Pell's Point, New York
Pell's Point, New York
PELL'S POINT, NEW YORK. 18 October 1776. Frustrated in his attack on Throg's Neck, New York, British General William Howe shifted his line of operations to Pell's Point, three miles to the north. Meanwhile, General George Washington had started withdrawing northward from Harlem Heights, having scouted Howe's latest attempt to encircle him and decided that the American positions were untenable. In the Pell's Point area was a small brigade commanded by Colonel John Glover. It consisted of about 750 men from four Massachusetts regiments: his own Marbleheaders, Joseph Read's, William Shepard's, and Laommi Baldwin's. They were supported by three guns.
From his position near Eastchester (about a mile from Pell's Point), Glover looked out over Eastchester Bay early on 18 October and saw that British ships had come in during the night. He ordered a captain and forty men forward as a delaying force. Meanwhile, he deployed the rest of his brigade behind the stone walls on both sides of the road the British would have to take from the shore to the interior of Westchester County, thus creating an ambush. Read's regiment was on the left, Shepard's on the right, and Baldwin's still further back on the left; Glover's regiment was in reserve to the rear.
The American delaying force exchanged fire with the British advance party and fell back in good order. Read's regiment, which was the first to come within range (the other two being echeloned to his right rear) let the British get within 100 feet before rising from behind a stone wall to deliver a fire that drove the enemy back. It was an hour and a half before the British main body organized an attack, which was supported by seven guns. Read's men fired seven volleys before withdrawing behind Shepard's regiment. The latter poured forth seventeen volleys, forcing the British to make several attacks before they could advance. Glover then ordered a withdrawal to a new position, which the enemy did not attack. The two forces exchanged artillery fire until after dark, when Glover withdrew another three miles and pitched camp.
American losses were eight killed and thirteen wounded. Among the latter was Shepard. Howe reported three killed and twenty wounded, but his figures may not have included the Hessians, who comprised most of the attacking force. However, the adjutant general of the Hessian forces, Carl Leopold Baurmeister, also passed over the action without any mention of German casualties. While the number of Hessian casualties remains in doubt, historians agree on the strategic importance of the battle: Glover delayed the British for an entire day, and helped Washington reach the safety of White Plains before Howe could intercept the American retreat.
On 21 October the British occupied New Rochelle, New York, without resistance.
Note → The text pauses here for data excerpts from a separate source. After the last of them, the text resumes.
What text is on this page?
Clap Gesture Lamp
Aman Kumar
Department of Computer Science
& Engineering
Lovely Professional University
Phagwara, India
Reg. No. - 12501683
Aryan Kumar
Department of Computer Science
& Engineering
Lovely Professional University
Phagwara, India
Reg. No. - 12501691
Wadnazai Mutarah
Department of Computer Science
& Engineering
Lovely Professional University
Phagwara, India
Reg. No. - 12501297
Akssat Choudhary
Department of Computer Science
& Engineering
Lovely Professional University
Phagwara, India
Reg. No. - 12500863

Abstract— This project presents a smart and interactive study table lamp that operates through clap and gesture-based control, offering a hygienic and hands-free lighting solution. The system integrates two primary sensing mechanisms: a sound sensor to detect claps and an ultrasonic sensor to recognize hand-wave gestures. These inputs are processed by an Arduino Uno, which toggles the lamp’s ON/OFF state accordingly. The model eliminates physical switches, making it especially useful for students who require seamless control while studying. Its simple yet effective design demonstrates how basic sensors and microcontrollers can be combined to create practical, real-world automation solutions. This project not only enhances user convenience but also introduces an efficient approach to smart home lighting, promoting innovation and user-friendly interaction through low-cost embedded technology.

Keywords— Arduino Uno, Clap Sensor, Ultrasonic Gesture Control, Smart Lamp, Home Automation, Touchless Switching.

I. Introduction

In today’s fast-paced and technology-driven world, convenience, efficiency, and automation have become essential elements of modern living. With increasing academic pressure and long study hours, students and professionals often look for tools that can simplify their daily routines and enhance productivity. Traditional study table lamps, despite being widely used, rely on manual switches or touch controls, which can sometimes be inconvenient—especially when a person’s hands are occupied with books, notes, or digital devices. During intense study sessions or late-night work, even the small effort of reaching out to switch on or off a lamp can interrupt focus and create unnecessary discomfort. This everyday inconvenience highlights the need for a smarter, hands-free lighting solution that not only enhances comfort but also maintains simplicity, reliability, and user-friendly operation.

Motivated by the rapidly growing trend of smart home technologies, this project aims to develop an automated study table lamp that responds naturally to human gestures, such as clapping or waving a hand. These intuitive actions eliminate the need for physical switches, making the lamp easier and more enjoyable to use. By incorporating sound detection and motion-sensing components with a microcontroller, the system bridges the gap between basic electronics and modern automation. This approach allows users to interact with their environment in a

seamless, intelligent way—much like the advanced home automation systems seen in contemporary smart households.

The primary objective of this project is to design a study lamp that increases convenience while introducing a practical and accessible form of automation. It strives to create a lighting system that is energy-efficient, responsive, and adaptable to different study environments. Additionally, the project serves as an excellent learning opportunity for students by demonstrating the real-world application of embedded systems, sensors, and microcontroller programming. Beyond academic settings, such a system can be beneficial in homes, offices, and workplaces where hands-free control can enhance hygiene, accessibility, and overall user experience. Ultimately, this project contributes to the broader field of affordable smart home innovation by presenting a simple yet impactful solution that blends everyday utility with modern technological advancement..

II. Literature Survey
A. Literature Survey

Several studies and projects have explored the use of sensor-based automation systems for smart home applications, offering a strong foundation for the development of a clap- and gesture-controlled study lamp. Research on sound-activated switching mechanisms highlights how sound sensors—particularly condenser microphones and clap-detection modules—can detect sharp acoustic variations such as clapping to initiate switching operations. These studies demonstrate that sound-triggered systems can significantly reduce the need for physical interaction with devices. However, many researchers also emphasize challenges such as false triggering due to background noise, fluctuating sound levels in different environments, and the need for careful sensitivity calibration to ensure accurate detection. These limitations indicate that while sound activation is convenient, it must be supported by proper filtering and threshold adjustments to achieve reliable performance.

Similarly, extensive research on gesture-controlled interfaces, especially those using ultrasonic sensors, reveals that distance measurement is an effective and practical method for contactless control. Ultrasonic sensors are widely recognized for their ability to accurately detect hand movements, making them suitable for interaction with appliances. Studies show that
On that same day, Washington's forces were hurrying to White Plains, New York, which they expected to be Howe's next objective. John Haslet raided the detached Tory camp of Robert Rogers at Mamaroneck, New York, on 22 October of that year.
Abbatt, William. The Battle of Pell's Point. New York: W. Abbatt, 1901.
Billias, George. "Pelham Bay: A Forgotten Battle." New-York Historical Society Quarterly (Jan. 1958): 20-38.